Common Mistakes to Avoid

Mistake Why It Hurts Fix
Jumping straight to code Misses edge cases, shows no planning Always clarify and state approach first
Silent coding Interviewer can't assess your thinking Narrate decisions as you code
Ignoring hints Appears stubborn or not coachable Treat hints as collaboration
Over-engineering Wastes time, adds unnecessary complexity Solve the exact problem asked
Not testing Leaves bugs undiscovered Dry-run with at least 2 test cases
Memorizing solutions Falls apart with slight variations Focus on understanding patterns
Skipping behavioral prep "I'll wing it" leads to rambling Prepare 8-10 structured stories
Only doing easy problems False confidence, no growth Push to medium/hard consistently

How many problems should I solve before interviewing at FAANG?

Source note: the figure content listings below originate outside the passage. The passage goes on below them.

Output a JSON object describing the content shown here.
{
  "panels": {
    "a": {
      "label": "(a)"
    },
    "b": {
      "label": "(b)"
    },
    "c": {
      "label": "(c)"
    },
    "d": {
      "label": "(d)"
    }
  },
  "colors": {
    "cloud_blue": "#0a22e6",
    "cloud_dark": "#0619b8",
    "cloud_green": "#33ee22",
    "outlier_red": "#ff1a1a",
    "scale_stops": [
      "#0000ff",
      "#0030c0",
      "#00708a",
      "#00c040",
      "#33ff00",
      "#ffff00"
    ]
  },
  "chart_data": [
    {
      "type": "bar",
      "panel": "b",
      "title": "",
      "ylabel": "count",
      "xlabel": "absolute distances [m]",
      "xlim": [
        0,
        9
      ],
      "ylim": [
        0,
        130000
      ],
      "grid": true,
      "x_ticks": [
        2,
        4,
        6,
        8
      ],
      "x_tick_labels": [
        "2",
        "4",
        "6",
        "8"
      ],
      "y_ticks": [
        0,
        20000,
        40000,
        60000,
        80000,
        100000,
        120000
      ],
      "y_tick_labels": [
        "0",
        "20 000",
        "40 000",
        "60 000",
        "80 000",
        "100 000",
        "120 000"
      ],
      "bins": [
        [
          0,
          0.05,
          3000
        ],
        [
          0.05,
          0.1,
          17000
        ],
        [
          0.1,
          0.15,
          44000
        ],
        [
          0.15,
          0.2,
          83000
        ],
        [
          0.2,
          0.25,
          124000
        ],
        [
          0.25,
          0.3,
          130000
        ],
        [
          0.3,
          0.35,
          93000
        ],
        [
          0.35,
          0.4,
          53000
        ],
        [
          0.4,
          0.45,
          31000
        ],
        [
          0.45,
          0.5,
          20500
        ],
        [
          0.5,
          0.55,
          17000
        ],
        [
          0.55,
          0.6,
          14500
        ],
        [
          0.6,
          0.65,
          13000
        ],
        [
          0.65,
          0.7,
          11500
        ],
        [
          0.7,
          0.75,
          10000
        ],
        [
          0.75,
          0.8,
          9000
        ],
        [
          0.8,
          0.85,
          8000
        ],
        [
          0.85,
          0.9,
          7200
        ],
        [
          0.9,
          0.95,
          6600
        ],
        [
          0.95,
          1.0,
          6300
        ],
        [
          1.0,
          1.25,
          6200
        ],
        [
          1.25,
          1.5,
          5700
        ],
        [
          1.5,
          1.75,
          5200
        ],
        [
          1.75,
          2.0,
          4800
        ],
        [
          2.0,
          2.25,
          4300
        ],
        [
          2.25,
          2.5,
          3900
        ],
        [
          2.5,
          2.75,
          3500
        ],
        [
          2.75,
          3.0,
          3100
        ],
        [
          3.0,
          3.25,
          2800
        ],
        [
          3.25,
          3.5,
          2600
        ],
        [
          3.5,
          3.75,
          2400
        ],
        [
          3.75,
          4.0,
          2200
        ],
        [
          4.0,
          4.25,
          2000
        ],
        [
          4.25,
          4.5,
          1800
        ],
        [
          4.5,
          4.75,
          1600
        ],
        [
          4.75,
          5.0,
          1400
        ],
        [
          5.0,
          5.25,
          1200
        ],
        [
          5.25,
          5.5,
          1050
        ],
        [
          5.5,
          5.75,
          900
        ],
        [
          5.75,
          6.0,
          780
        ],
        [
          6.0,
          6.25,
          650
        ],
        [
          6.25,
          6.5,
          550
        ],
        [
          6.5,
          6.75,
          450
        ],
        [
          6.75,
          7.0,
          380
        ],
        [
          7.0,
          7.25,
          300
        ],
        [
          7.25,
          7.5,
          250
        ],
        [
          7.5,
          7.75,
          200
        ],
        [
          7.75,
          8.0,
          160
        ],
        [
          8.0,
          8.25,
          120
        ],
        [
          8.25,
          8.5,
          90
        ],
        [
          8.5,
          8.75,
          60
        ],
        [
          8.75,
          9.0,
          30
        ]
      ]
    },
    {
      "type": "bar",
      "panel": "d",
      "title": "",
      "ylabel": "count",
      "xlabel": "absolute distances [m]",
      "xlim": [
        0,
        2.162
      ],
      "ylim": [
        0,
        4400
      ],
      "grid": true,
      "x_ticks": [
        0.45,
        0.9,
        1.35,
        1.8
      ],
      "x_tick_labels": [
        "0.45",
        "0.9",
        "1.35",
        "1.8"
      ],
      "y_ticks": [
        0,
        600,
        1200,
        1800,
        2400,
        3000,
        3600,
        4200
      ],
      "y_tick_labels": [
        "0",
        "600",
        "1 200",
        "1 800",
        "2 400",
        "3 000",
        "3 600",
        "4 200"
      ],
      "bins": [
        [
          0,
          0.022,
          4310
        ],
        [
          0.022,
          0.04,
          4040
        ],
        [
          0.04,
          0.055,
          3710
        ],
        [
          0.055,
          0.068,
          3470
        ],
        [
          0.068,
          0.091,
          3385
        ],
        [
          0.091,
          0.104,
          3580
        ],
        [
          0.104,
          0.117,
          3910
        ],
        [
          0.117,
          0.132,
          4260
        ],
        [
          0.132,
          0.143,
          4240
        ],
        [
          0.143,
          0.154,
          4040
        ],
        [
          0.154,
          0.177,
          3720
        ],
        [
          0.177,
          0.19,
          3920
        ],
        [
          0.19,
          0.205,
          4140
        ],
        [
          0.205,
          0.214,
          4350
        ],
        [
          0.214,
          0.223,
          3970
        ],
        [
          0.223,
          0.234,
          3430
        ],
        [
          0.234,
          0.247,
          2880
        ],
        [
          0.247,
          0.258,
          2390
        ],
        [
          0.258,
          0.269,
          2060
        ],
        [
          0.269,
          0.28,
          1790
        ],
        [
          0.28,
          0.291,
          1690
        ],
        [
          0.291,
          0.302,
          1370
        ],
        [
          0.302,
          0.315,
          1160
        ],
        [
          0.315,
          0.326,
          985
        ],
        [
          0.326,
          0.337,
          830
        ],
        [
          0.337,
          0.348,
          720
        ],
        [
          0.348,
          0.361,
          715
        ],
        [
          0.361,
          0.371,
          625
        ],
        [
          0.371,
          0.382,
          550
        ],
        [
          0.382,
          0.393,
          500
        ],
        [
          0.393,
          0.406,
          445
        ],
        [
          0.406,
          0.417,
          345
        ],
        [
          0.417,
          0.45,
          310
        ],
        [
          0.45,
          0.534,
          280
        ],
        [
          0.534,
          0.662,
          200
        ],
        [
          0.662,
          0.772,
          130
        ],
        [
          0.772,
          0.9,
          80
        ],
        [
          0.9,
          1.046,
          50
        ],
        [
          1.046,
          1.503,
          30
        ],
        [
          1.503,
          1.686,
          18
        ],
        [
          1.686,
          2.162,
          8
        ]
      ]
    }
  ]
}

Quality over quantity. Aim for 150-200 well-understood problems covering all major patterns. Someone who deeply understands 150 problems and can recognize patterns will outperform someone who rushed through 500. Each problem should be: (1) solved independently, (2) optimized, (3) reviewed for alternative approaches, (4) categorized by pattern.

How long should I prepare for a FAANG interview?

3-6 months for most engineers with some DSA background. Breakdown: 8-10 weeks for DSA (2-3 hours/day), 2-3 weeks for System Design, 1 week for behavioral. If starting from zero DSA knowledge, add 4 more weeks for foundations. Consistency matters more than duration — daily practice beats weekend cramming.

Should I use Java or Python for coding interviews?

Use whatever you're fastest and most comfortable with. Java advantages: type safety catches bugs, strong collections API, enterprise companies prefer it. Python advantages: concise syntax saves time, less boilerplate, better for quick prototyping. Most FAANG companies don't care — they evaluate problem-solving, not language choice.

What if I get stuck during the interview?

(1) Re-read the problem constraints — they often hint at the approach. (2) Try a smaller example by hand. (3) Think about which data structure would help. (4) Ask a clarifying question — interviewers expect this. (5) State your partial thinking: "I'm considering X approach because..." — this shows your problem-solving process even if you haven't found the full solution.